Rest, to actually answer your question:

  1. "Canteen" tends to mean commissary associated with an office/factory. You CAN also use "Cafeteria" in the same way, but "Canteen" is more specific, more normal.

  2. "Cafeteria" can mean the cafe/restaurant, for customers, YOU FIND IN A LARGE DEPARTMENT STORE. (Typically either in the basement or on the top floor.)**

  3. "Canteen" - generally - tends to be a bit derogatory and/or old-fashioned.

  4. Note that a "Cafeteria" is specifically more down-market (cheaper, worse) than a "restaurant." Specifically note that "Cafeteria" always implies you get the food from a long service area - with trays, you know? And carry the food yourself, on trays, to an unserved table. In contrast at a "restaurant" or "cafe" you sit down and are served.

  5. Generally this is all more UK than USA, as others have pointed out.

  6. In my opinion -- both words would be easily understood, by every English speaker, in every country. If you said "the factory canteen" (or cafeteria) every English-speaker everywhere would understand you - but to repeat point (5), it is odder and perhaps "British-sounding" in the USA. There are some claims by commenters from the USA that some people in the USA would not know what the word means.

**Just FYI, in a SHOPPING MALL, there is always an area with a number of fast-food places arranged together. This is always called by the silly term "the food court."

Footnote: in the USA (and indeed, perhaps UK too), in certain circles "Canteen" can be a bit trendy-cool-retro. Particularly in connection to the film or advertising industry. Thus, in Hollywood California, in the 90s there is (or was) a painfully "hip" expensive restaurant just called "The Canteen." Even though the name is seemingly dowdy, the reference is to the ultra-trendy "canteen" on a film-set or at a movie studio.

Finally as Keith mentioned, "Canteen" also means a water bottle, particularly military (both UK and USA).

Solution 3:

In American English, the term "canteen" most often invokes images of a water-storage container designed to be carried at the hip and commonly used by outdoorsmen (hikers, soldiers, hunters, etc).

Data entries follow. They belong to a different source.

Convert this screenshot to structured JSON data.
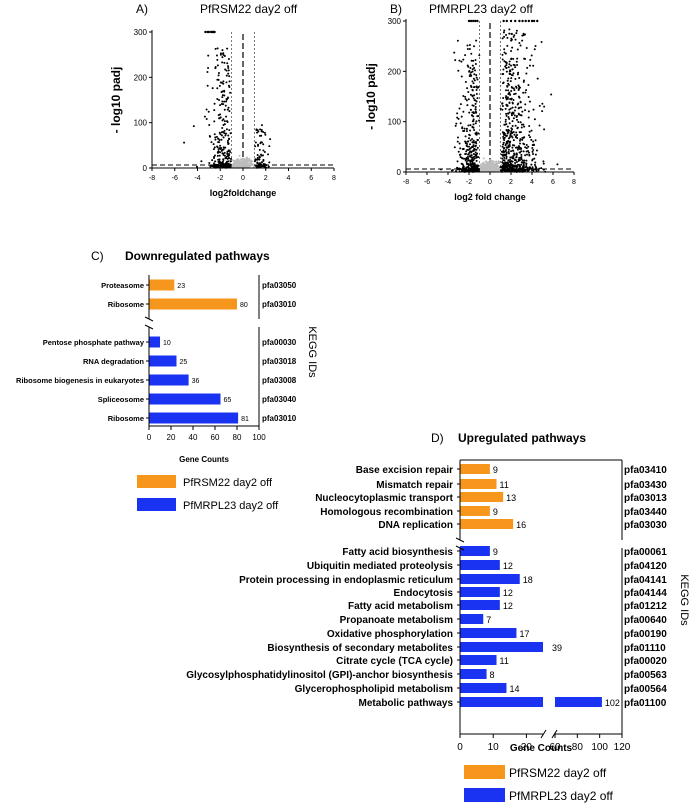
{
  "colors": {
    "orange": "#F7961D",
    "blue": "#1A33F2",
    "grey_dot": "#BDBDBD",
    "black": "#000000"
  },
  "chart_data": [
    {
      "id": "A",
      "type": "scatter",
      "panel_label": "A)",
      "title": "PfRSM22 day2 off",
      "xlabel": "log2foldchange",
      "ylabel": "- log10 padj",
      "xlim": [
        -8,
        8
      ],
      "ylim": [
        0,
        300
      ],
      "x_ticks": [
        -8,
        -6,
        -4,
        -2,
        0,
        2,
        4,
        6,
        8
      ],
      "y_ticks": [
        0,
        100,
        200,
        300
      ],
      "fc_threshold": 1,
      "cap": 300,
      "cap_points_x": [
        -3.3,
        -3.1,
        -3.0,
        -2.8,
        -2.7,
        -2.6,
        -2.5
      ],
      "n_nonsig": 340,
      "n_down": 300,
      "n_up": 90
    },
    {
      "id": "B",
      "type": "scatter",
      "panel_label": "B)",
      "title": "PfMRPL23 day2 off",
      "xlabel": "log2 fold change",
      "ylabel": "- log10 padj",
      "xlim": [
        -8,
        8
      ],
      "ylim": [
        0,
        300
      ],
      "x_ticks": [
        -8,
        -6,
        -4,
        -2,
        0,
        2,
        4,
        6,
        8
      ],
      "y_ticks": [
        0,
        100,
        200,
        300
      ],
      "fc_threshold": 1,
      "cap": 300,
      "cap_points_x": [
        -2.0,
        -1.8,
        -1.6,
        -1.4,
        -1.2,
        1.3,
        1.6,
        2.0,
        2.4,
        2.8,
        3.1,
        3.4,
        3.7,
        4.0,
        4.2,
        4.5
      ],
      "n_nonsig": 520,
      "n_down": 420,
      "n_up": 650
    },
    {
      "id": "C",
      "type": "bar",
      "panel_label": "C)",
      "title": "Downregulated pathways",
      "xlabel": "Gene Counts",
      "ylabel": "KEGG IDs",
      "xlim": [
        0,
        100
      ],
      "x_ticks": [
        0,
        20,
        40,
        60,
        80,
        100
      ],
      "groups": [
        {
          "series": "PfRSM22 day2 off",
          "color": "#F7961D",
          "bars": [
            {
              "label": "Proteasome",
              "value": 23,
              "kegg": "pfa03050"
            },
            {
              "label": "Ribosome",
              "value": 80,
              "kegg": "pfa03010"
            }
          ]
        },
        {
          "series": "PfMRPL23 day2 off",
          "color": "#1A33F2",
          "bars": [
            {
              "label": "Pentose phosphate pathway",
              "value": 10,
              "kegg": "pfa00030"
            },
            {
              "label": "RNA degradation",
              "value": 25,
              "kegg": "pfa03018"
            },
            {
              "label": "Ribosome biogenesis in eukaryotes",
              "value": 36,
              "kegg": "pfa03008"
            },
            {
              "label": "Spliceosome",
              "value": 65,
              "kegg": "pfa03040"
            },
            {
              "label": "Ribosome",
              "value": 81,
              "kegg": "pfa03010"
            }
          ]
        }
      ],
      "legend": [
        "PfRSM22 day2 off",
        "PfMRPL23 day2 off"
      ]
    },
    {
      "id": "D",
      "type": "bar",
      "panel_label": "D)",
      "title": "Upregulated pathways",
      "xlabel": "Gene Counts",
      "ylabel": "KEGG IDs",
      "broken_axis": {
        "seg1": [
          0,
          25
        ],
        "seg2": [
          60,
          120
        ]
      },
      "x_ticks": [
        0,
        10,
        20,
        60,
        80,
        100,
        120
      ],
      "groups": [
        {
          "series": "PfRSM22 day2 off",
          "color": "#F7961D",
          "bars": [
            {
              "label": "Base excision repair",
              "value": 9,
              "kegg": "pfa03410"
            },
            {
              "label": "Mismatch repair",
              "value": 11,
              "kegg": "pfa03430"
            },
            {
              "label": "Nucleocytoplasmic transport",
              "value": 13,
              "kegg": "pfa03013"
            },
            {
              "label": "Homologous recombination",
              "value": 9,
              "kegg": "pfa03440"
            },
            {
              "label": "DNA replication",
              "value": 16,
              "kegg": "pfa03030"
            }
          ]
        },
        {
          "series": "PfMRPL23 day2 off",
          "color": "#1A33F2",
          "bars": [
            {
              "label": "Fatty acid biosynthesis",
              "value": 9,
              "kegg": "pfa00061"
            },
            {
              "label": "Ubiquitin mediated proteolysis",
              "value": 12,
              "kegg": "pfa04120"
            },
            {
              "label": "Protein processing in endoplasmic reticulum",
              "value": 18,
              "kegg": "pfa04141"
            },
            {
              "label": "Endocytosis",
              "value": 12,
              "kegg": "pfa04144"
            },
            {
              "label": "Fatty acid metabolism",
              "value": 12,
              "kegg": "pfa01212"
            },
            {
              "label": "Propanoate metabolism",
              "value": 7,
              "kegg": "pfa00640"
            },
            {
              "label": "Oxidative phosphorylation",
              "value": 17,
              "kegg": "pfa00190"
            },
            {
              "label": "Biosynthesis of secondary metabolites",
              "value": 39,
              "kegg": "pfa01110"
            },
            {
              "label": "Citrate cycle (TCA cycle)",
              "value": 11,
              "kegg": "pfa00020"
            },
            {
              "label": "Glycosylphosphatidylinositol (GPI)-anchor biosynthesis",
              "value": 8,
              "kegg": "pfa00563"
            },
            {
              "label": "Glycerophospholipid metabolism",
              "value": 14,
              "kegg": "pfa00564"
            },
            {
              "label": "Metabolic pathways",
              "value": 102,
              "kegg": "pfa01100"
            }
          ]
        }
      ],
      "legend": [
        "PfRSM22 day2 off",
        "PfMRPL23 day2 off"
      ]
    }
  ]
}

The term as it refers to an eating place in American usage is most often found in the film industry, where it has become synonymous with the commissary on a studio lot, or the cafeteria/craft services area of an on-location film set. This is most likely a "bleed-over" from British English usage described in other answers.

Solution 4:

I've always lived in the US (54 years) and cannot presently recall hearing the word canteen used to refer to an eating establishment except in old military films, sections of books or articles dealing with military food and drink service three or more generations ago, and WWII era(?) "Hollywood Canteen." I briefly served in the Marines. Never saw a canteen which wasn't a personal water or beverage container to be attached to a belt.